Beef and Cheese Chimichangas

Ingredients
For the Filling:
* 1 lb Ground beef (kefta)
* 1 tsp Chili powder
* 1 tsp Cumin (kamoun)
* 1/2 tsp Garlic powder
* 1/2 Onion, finely diced
* Salt & Pepper to taste
* 1 cup Shredded cheese (Cheddar, Monterey Jack, or Mozzarella)

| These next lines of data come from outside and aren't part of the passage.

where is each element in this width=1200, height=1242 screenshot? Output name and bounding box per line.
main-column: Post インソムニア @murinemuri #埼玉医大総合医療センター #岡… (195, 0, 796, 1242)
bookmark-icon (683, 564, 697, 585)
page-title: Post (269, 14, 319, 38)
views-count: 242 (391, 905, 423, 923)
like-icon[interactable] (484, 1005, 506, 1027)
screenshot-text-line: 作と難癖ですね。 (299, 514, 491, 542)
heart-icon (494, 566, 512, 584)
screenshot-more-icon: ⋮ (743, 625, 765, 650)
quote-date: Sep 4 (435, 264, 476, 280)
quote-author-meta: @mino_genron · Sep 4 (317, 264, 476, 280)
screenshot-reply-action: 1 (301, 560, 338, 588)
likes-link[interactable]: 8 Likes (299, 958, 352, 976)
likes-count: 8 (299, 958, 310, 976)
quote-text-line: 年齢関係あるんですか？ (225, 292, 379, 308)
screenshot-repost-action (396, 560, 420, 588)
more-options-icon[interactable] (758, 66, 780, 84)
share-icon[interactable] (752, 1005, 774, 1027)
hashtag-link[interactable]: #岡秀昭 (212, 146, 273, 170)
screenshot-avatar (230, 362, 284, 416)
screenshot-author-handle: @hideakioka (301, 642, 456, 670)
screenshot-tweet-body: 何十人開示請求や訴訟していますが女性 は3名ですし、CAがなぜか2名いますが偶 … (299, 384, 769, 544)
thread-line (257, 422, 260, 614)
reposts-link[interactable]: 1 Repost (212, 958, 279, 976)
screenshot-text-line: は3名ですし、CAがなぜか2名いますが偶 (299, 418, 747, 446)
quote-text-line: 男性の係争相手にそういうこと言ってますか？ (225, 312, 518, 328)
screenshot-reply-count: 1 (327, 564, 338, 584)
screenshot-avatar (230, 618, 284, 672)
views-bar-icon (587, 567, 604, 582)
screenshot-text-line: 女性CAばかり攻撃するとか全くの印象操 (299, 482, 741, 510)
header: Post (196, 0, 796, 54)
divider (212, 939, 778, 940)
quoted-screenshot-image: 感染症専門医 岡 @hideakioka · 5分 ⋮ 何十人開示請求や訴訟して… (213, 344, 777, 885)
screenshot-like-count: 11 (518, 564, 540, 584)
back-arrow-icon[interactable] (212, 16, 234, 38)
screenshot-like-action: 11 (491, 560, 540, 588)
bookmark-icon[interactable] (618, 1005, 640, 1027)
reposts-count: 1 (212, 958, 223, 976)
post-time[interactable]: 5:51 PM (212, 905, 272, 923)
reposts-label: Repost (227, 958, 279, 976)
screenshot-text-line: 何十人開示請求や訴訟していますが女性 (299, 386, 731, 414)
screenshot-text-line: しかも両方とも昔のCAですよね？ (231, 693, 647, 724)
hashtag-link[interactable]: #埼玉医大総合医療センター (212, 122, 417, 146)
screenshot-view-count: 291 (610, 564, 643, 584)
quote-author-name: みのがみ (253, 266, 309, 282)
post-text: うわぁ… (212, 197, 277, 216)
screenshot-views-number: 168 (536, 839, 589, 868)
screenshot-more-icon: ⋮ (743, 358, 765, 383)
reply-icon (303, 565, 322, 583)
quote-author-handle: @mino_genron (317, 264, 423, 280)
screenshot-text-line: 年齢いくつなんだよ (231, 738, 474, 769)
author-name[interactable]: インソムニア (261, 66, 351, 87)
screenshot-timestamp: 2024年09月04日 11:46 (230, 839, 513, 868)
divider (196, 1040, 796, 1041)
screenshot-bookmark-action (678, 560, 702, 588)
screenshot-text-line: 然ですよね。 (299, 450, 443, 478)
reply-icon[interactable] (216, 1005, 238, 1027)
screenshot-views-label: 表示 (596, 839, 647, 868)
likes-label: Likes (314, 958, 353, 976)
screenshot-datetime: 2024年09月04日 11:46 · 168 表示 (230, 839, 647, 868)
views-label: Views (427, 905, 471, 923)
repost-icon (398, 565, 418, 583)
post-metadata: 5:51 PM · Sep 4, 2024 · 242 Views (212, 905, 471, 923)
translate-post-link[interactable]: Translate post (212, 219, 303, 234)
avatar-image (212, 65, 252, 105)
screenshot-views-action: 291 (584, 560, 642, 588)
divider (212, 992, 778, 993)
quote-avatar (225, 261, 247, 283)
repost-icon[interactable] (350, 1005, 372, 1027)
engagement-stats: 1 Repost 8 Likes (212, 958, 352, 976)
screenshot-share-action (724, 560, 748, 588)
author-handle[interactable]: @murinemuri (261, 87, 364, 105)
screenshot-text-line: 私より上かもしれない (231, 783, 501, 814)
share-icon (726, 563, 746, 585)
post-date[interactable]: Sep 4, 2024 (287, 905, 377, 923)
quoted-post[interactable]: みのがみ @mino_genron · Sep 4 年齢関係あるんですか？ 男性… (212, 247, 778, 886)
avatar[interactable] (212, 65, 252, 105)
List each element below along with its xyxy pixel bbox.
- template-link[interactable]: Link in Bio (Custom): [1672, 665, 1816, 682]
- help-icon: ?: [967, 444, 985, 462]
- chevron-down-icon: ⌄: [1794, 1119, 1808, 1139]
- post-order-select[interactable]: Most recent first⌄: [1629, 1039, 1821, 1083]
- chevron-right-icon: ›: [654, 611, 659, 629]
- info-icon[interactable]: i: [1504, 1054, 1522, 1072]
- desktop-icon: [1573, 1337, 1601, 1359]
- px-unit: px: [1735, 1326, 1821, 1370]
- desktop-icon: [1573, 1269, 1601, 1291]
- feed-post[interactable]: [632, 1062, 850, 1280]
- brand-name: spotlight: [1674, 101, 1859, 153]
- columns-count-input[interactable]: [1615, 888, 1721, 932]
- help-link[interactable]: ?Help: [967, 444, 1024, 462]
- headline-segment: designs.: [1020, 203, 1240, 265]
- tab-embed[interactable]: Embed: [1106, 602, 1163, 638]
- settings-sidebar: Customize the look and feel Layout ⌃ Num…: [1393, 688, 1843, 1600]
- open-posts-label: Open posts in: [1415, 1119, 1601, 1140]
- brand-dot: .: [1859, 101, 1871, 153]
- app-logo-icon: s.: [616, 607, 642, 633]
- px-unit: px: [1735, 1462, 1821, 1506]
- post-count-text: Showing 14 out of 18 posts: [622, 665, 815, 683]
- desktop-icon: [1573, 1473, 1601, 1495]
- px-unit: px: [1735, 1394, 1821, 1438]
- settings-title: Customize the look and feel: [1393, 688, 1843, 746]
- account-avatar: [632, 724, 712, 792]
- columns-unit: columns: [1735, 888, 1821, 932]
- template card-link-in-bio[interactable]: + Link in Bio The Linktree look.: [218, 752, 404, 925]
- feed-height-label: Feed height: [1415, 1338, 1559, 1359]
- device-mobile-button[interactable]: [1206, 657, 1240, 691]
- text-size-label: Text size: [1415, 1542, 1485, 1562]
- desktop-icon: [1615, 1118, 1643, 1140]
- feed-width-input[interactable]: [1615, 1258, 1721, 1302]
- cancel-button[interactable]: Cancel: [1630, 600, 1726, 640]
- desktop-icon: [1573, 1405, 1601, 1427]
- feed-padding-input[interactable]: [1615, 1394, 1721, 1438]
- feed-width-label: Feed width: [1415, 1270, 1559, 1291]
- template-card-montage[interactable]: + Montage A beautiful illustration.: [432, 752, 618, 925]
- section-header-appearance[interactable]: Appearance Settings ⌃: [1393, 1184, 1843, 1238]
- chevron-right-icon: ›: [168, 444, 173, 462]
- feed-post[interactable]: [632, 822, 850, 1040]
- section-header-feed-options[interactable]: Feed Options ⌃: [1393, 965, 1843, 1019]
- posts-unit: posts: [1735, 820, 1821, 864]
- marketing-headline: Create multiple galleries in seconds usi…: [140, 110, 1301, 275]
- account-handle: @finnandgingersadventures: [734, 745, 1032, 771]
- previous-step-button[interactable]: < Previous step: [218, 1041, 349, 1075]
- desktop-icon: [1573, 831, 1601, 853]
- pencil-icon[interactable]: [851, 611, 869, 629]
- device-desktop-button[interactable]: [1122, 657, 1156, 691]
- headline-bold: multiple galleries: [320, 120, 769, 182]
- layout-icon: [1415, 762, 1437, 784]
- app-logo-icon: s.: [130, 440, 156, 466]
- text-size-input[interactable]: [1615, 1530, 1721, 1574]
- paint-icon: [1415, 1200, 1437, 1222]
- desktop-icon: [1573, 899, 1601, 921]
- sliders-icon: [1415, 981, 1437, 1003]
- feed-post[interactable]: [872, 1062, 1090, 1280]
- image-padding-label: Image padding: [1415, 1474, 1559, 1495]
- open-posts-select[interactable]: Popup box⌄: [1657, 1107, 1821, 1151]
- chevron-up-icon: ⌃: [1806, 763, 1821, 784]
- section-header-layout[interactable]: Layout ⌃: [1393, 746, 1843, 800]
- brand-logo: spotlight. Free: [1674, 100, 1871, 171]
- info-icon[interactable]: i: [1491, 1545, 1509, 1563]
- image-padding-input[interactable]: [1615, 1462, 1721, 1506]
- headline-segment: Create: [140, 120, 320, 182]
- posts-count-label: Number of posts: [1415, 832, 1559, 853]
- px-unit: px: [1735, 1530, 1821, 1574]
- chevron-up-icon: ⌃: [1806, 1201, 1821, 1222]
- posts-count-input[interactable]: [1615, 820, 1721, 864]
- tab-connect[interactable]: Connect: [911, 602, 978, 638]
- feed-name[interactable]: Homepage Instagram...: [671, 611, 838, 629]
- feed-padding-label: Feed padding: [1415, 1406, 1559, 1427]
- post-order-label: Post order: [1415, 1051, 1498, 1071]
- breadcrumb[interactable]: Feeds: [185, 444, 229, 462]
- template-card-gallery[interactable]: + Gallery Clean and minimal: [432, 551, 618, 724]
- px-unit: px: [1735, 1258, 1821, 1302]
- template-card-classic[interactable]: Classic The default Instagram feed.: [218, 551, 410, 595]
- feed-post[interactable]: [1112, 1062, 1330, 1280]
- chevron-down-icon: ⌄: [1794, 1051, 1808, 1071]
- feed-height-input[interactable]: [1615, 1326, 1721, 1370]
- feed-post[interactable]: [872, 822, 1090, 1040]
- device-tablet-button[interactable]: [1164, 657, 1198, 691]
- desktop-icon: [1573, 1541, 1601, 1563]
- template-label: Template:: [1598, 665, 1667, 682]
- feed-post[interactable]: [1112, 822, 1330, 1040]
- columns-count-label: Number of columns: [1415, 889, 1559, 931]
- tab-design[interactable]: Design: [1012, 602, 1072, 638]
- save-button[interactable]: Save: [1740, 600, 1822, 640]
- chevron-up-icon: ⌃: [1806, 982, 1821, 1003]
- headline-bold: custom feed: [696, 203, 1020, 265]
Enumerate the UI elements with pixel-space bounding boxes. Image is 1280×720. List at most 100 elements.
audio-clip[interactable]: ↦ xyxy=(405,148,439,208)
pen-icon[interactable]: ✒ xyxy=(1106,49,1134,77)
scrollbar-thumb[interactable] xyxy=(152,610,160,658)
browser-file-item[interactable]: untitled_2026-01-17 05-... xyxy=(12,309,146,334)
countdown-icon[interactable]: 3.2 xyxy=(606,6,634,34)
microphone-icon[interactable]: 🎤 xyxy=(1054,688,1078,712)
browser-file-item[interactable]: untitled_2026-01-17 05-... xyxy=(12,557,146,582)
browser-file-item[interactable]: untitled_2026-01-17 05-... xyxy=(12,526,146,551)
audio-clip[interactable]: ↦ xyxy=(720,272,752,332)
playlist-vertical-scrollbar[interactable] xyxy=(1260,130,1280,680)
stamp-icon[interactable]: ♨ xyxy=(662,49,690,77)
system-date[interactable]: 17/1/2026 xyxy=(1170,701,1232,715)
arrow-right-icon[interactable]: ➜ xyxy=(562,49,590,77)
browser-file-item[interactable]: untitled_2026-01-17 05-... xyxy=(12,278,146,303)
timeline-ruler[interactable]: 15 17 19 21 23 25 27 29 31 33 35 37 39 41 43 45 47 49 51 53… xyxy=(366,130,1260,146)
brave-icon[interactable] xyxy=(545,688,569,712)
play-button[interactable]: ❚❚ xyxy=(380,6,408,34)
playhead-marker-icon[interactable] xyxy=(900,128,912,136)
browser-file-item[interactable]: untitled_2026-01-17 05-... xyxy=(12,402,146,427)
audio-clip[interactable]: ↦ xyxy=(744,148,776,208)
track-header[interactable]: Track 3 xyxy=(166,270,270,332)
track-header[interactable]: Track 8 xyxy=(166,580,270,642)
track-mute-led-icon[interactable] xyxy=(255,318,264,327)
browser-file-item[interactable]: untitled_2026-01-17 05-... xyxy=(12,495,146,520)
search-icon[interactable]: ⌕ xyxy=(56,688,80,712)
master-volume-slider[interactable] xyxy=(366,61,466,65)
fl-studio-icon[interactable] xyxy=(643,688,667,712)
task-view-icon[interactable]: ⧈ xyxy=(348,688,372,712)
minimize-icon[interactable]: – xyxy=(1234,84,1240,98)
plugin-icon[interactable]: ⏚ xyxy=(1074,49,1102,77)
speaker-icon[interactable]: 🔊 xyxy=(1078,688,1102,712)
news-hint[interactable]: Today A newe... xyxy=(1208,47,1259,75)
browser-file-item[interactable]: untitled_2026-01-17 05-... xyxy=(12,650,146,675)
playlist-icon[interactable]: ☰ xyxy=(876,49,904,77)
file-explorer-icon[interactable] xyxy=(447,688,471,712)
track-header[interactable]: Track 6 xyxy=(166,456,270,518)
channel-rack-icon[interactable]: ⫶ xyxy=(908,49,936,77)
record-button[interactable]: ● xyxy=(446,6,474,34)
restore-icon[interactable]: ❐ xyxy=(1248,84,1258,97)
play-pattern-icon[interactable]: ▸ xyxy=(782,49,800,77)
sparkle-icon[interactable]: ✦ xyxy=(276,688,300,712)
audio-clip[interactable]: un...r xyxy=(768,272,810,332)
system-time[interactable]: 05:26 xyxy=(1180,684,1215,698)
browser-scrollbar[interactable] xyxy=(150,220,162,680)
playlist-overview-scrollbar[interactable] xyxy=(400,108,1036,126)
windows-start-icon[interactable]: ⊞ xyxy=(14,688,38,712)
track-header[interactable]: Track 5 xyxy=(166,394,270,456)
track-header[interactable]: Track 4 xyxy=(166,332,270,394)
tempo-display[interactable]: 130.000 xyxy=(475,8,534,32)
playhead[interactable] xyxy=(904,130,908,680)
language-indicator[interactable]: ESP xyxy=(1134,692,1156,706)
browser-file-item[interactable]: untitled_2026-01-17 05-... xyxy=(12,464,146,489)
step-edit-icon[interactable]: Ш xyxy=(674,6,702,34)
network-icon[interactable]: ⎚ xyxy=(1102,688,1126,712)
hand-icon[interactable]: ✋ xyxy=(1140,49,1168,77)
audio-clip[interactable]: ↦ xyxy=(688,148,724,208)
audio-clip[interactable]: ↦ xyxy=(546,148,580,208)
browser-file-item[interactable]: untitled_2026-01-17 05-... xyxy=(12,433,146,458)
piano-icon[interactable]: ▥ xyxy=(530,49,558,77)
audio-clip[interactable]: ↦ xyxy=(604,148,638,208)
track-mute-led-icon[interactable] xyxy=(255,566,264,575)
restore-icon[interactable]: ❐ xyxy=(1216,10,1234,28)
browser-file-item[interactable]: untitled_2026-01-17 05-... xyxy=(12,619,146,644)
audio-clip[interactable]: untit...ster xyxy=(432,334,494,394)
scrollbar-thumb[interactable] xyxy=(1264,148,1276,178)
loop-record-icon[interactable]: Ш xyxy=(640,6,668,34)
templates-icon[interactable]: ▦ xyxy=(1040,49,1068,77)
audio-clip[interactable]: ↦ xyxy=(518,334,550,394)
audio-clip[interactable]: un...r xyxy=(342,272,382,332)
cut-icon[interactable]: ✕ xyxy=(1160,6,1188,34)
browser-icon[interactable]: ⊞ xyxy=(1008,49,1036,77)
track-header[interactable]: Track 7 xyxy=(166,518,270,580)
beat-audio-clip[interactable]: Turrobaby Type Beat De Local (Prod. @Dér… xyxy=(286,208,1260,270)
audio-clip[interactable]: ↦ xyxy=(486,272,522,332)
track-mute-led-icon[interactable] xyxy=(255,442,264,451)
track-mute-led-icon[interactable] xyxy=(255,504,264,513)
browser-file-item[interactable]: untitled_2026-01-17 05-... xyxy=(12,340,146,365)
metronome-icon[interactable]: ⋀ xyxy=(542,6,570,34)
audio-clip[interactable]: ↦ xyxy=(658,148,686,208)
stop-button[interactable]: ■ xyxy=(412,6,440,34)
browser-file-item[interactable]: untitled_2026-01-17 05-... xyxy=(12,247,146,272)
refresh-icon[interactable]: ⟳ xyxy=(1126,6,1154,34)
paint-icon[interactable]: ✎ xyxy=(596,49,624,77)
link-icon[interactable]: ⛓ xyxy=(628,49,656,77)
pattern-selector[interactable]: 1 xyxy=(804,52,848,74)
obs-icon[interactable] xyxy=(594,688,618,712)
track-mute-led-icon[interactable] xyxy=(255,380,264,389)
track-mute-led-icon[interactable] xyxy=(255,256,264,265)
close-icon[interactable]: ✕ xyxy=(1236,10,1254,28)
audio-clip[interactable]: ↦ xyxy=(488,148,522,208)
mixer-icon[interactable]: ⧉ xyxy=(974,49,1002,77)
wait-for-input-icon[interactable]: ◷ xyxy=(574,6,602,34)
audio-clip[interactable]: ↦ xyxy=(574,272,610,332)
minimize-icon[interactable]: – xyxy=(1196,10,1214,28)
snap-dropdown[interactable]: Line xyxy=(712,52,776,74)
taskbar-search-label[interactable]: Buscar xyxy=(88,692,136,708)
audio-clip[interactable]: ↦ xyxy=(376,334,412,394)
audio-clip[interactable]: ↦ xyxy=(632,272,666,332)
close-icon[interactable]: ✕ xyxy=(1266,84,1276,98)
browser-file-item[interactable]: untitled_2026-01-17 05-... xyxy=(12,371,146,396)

* 1/2 cup Refried beans or black beans (optional)
For the Wrap & Frying:
* 6-8 Large flour tortillas
* Vegetable oil for frying
* 2 tbsp Melted butter (if baking instead of frying)
For Serving:
* Sour cream or Greek yogurt
* Fresh salsa or diced tomatoes
* Chopped cilantro
Instructions
* Cook the Meat: In a large skillet over medium heat, brown the ground beef with the diced onions. Drain any excess fat.
* Season: Add the chili powder, cumin, garlic powder, salt, and pepper. Stir well and cook for another 2–3 minutes. If using beans, stir them in now.
* Assemble: Lay a tortilla flat. Place a generous spoonful of the beef mixture in the center and top with a handful of shredded cheese.
* Fold: Fold in the sides of the tortilla, then roll it up tightly like a burrito. Use a little water or a toothpick to secure the edge if needed.
* Fry: Heat about 1 inch of oil in a skillet. Place the chimichangas seam-side down first. Fry for 2–3 minutes per side until golden brown and crispy.
* Drain: Place them on paper towels to remove excess oil.
* Serve: Serve hot with a dollop of sour cream and fresh salsa on top, just like in the photo.
Baking Alternative (Healthier):
If you don’t want to fry them, brush the outside of the rolled tortillas with melted butter and bake them at 200°C for about 15–20 minutes until crispy.